Number of Foreign Immigrants Increase in West Japan, Okinawa

Masanori Hirakawa from The Mainichi:

Foreign residents are increasing in number in southwestern Japan's Kyushu region as well as in Yamaguchi and Okinawa prefectures at a rate exceeding the national average amid a labor shortage.

The trend emerged in the Vital Statistics released on July 24 by the Ministry of Internal Affairs and Communications, based on basic resident register data as of Jan. 1, 2024. It comes as the population of Japanese nationals continues to dwindle in these areas.

City in Nagasaki Prefecture Accidently Registers Same Sex Couple

From The Yomiuri Shimbun:

The city of Omura in Nagasaki Prefecture issued resident certificates to a same-sex couple in May that use the term meant for common-law husbands, prompting the alarmed Internal Affairs and Communications Ministry to send a letter to the city on Monday.

Hey, any progress towards LGBT equality is good progress. More bureaucratic screwups please.

Government Rejecting Benefits for People Not Close Enough to Nagasaki Atomic Bombing

Takehiro Higuchi from The Mainichi:

The Japanese health ministry announced that it found no substantial proof of "black rain" that dozens of people reported witnessing in the area around this southwest Japan city shortly after it was hit with an atomic bomb in August 1945.

The national government defines Nagasaki's "hibakusha," or atomic bombing survivors, as those who were in a specified zone within a 12-kilometer radius of the blast, and provides them with relief.
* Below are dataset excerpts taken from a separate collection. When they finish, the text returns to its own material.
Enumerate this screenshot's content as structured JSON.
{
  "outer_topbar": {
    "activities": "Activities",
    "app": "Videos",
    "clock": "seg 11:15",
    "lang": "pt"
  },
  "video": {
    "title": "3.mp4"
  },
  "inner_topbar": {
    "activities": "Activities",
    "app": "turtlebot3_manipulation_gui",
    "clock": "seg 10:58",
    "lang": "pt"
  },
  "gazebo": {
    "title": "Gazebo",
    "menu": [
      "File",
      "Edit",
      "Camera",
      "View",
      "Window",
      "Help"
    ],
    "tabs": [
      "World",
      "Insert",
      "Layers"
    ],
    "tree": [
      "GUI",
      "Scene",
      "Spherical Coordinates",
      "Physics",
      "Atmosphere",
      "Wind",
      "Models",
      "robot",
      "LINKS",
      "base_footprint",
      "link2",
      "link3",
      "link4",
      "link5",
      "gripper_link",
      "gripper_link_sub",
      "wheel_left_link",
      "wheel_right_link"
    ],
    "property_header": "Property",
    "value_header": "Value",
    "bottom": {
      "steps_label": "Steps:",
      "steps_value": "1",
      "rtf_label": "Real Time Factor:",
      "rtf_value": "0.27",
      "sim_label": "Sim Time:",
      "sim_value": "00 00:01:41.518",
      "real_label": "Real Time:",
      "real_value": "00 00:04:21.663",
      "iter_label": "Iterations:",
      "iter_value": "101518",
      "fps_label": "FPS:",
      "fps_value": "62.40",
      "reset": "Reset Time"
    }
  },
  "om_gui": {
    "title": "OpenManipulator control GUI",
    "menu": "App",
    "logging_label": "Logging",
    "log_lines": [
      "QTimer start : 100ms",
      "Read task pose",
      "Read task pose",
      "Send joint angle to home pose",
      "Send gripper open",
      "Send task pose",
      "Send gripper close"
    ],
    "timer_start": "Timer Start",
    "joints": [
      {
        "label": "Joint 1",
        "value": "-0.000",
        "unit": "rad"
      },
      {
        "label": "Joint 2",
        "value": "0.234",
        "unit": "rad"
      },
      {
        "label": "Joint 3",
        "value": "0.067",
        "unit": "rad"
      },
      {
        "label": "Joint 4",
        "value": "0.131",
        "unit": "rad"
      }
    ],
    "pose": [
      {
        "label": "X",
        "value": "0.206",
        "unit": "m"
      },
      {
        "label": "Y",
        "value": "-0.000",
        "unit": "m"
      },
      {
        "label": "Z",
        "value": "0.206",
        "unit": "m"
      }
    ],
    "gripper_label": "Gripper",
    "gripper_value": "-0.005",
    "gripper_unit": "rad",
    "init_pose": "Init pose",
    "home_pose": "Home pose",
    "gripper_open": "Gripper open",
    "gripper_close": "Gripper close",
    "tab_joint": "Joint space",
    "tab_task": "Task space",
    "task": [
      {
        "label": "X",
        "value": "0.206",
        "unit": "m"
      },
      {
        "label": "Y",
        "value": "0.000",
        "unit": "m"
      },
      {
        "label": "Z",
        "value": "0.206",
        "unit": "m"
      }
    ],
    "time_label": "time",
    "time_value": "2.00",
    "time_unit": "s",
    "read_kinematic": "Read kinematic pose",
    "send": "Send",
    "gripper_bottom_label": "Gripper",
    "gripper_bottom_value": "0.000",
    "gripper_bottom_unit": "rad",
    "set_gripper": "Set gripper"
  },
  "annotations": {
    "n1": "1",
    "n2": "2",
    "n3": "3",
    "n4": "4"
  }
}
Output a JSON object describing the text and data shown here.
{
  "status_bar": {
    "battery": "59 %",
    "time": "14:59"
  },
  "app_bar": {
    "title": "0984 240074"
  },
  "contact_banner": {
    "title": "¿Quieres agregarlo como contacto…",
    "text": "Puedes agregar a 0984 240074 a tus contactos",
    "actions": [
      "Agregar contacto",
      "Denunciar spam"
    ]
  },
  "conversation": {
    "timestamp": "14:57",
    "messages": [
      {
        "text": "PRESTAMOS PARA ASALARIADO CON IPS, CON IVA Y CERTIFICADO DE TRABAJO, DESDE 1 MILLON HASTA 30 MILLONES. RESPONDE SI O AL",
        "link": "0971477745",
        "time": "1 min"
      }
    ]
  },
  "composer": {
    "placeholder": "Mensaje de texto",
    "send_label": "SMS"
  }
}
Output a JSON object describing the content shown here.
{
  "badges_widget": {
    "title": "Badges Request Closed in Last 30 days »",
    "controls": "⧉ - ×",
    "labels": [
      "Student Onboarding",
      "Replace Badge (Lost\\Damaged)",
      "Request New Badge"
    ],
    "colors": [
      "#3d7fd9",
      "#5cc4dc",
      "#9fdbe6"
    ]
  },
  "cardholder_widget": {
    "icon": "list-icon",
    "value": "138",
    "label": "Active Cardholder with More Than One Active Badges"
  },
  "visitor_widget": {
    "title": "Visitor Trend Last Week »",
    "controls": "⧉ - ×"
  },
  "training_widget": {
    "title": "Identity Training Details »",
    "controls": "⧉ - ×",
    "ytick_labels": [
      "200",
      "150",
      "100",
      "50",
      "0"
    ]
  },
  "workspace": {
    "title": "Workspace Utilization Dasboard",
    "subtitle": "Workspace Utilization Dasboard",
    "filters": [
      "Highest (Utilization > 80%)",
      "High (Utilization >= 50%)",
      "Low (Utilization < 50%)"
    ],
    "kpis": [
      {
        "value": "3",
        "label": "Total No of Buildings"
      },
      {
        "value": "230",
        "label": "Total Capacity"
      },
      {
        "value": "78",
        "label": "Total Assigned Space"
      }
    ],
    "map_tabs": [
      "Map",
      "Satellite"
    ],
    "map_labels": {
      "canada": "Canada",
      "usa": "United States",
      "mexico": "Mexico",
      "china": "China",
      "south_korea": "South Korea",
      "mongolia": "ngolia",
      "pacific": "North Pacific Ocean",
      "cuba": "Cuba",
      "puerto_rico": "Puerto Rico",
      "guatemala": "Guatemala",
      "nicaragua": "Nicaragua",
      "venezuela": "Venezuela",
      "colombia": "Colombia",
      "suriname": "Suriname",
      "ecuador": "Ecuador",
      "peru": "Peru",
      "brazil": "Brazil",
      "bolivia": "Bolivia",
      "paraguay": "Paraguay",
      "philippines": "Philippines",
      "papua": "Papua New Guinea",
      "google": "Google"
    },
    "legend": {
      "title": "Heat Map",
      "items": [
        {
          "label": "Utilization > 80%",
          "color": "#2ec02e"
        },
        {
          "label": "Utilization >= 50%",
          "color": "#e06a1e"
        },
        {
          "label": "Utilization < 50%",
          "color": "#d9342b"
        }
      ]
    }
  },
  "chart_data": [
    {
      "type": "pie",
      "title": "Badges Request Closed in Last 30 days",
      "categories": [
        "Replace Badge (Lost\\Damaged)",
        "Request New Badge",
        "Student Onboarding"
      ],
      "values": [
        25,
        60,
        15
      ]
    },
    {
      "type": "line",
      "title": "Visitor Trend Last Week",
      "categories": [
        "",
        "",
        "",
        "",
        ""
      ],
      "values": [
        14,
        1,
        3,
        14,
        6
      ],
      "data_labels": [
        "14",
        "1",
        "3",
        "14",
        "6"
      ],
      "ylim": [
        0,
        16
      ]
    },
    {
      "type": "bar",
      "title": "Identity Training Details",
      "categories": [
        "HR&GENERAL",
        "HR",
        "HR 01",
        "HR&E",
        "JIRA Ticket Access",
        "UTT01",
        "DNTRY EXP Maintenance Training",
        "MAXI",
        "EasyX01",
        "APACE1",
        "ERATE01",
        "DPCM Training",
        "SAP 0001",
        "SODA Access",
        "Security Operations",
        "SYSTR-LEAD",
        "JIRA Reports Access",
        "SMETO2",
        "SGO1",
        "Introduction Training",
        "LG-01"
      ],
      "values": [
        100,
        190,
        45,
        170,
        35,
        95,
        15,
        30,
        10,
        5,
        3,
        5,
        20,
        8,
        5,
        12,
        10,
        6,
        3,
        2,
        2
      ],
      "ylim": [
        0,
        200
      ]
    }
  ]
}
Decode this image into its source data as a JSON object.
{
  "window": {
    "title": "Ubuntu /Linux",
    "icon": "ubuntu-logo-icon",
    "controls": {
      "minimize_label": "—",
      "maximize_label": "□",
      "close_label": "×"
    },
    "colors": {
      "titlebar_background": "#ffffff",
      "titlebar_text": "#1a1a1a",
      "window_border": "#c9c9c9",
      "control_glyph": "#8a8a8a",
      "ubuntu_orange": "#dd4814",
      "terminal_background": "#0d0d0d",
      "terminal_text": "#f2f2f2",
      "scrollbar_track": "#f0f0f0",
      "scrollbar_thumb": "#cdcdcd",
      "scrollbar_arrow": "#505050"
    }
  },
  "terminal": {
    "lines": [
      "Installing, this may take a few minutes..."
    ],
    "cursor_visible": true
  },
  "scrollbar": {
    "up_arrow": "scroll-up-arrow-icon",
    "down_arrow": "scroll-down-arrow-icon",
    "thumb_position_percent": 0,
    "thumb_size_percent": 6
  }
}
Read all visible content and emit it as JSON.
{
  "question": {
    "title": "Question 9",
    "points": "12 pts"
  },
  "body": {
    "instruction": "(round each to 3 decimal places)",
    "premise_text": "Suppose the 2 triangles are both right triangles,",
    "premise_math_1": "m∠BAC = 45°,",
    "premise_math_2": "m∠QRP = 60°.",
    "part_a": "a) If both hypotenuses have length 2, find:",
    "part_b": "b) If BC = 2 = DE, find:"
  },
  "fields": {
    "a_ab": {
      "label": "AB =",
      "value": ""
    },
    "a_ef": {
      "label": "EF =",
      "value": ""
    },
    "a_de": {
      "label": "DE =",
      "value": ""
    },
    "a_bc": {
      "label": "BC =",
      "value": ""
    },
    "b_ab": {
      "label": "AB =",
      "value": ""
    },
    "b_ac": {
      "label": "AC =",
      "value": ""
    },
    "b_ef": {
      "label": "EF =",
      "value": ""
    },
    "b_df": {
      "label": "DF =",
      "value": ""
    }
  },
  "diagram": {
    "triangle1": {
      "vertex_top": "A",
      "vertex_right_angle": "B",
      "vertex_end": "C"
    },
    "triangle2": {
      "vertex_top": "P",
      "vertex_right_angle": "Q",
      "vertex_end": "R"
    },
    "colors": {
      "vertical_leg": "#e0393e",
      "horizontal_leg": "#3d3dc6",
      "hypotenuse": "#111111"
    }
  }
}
Those who were outside the zone, but still within the 12-km radius, are considered "hibaku taikensha" -- people who "experienced the A-bomb," but who are not certified as hibakusha.

Who exactly wins by denying these already elderly people with extra benefits? It seems quite petty to be so strict about who can be hibakusha or not. These people, regardless of them being within 12km of the blast or not, were witnesses to one of the worst atrocities in human civilization. That alone should merit some compensation.